Click for hi-res image
Other then the soft brass used for the skeleton and its small pins for the extremities, my other concerns about the mannequin is the lack of a way to properly pin the figure once sculpted. Normally when sculpting your own figures the wire used for the legs is left long so it will act as the pin used to secure the figure to the base. In this case it will be hard to properly pin the figure, though this can be useful for sculpting commercial figures as well as mounted figures, or even seated figures for that matter that does not require pinning to the base via the feet. Though I'm sure there is a way to accomplish adequate pinning it is a bit more of a pain then other mannequins. Along the same lines, it is impossible to sculpt the figure in separate parts, without having to cut the figure. Though this probably a lesser issue then the pinning issue it is still something noteworthy.
All in all it's a great little mannequin. The price is way to high at approximately $25 per mannequin, making it almost as expensive as a finished figure, and would be more appropriately priced around $12-$15. The other issues are the soft brass used and the lack of good connections for the hands and feet. But the shear fun of using this product and the ease of assembly makes it worth while to try out. Though perhaps not for the absolute beginner, it is a better option then making your own, at least for the first few figures as it gives you everything you need to start making your very own figures.
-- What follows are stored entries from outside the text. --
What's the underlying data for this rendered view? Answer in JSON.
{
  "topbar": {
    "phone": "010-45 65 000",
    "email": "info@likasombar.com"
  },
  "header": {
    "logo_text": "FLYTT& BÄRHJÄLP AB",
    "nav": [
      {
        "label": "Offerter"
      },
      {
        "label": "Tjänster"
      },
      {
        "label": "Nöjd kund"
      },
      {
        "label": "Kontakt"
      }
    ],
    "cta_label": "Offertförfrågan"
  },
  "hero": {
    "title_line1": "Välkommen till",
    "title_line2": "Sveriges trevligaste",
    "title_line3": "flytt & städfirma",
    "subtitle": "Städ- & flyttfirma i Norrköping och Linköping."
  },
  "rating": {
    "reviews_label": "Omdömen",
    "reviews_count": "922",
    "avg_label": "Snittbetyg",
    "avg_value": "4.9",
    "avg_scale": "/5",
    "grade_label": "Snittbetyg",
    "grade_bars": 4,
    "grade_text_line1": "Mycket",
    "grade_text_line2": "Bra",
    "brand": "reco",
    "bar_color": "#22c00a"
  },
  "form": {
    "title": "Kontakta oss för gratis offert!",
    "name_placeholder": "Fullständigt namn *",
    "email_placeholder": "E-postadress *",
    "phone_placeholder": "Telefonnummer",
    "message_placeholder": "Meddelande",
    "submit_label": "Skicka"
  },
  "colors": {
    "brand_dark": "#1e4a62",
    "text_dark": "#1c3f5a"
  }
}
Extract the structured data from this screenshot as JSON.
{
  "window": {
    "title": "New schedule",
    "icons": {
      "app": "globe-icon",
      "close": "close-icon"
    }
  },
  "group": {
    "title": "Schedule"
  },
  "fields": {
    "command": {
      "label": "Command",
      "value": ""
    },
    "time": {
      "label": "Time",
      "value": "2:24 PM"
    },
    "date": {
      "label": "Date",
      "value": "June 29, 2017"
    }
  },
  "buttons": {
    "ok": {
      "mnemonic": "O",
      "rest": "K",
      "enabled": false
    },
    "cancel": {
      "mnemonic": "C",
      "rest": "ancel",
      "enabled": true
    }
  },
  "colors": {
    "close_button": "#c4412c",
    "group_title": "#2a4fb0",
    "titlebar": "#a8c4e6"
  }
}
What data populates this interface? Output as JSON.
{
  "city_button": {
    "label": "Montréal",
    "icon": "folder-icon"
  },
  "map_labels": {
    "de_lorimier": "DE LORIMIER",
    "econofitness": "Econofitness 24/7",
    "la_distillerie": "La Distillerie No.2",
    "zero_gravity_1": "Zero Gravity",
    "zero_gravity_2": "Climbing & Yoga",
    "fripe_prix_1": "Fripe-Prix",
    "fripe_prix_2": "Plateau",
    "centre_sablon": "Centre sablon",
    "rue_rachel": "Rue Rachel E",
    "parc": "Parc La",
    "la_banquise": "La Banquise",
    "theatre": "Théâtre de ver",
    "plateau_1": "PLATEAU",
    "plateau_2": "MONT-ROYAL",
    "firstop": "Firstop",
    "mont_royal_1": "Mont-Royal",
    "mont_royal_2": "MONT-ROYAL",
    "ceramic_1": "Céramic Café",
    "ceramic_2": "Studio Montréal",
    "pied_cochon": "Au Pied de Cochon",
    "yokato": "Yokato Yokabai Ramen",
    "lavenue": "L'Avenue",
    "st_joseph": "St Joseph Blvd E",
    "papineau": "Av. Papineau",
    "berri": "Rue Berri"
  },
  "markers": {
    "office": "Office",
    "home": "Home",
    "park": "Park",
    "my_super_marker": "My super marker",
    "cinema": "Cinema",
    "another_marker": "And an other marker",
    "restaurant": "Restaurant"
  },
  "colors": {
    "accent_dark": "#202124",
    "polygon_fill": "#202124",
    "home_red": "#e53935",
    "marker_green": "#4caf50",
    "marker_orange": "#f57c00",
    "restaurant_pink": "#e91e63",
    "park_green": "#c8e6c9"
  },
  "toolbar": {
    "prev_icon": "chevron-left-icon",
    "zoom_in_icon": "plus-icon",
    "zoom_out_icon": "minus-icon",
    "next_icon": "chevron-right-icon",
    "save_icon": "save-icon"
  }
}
And here is the finished mannequin, though I've since opted to change the left hand and head, it will give you a good idea of what it looks like. Once it's all said and done, the figure will be of Edward Rutledge arguing against the Decleration of Independence in June of 1776. Mr. Rutledge was the youngest member of the continental congress, and at the time the Decleration of Independence was debated he was 26 years old.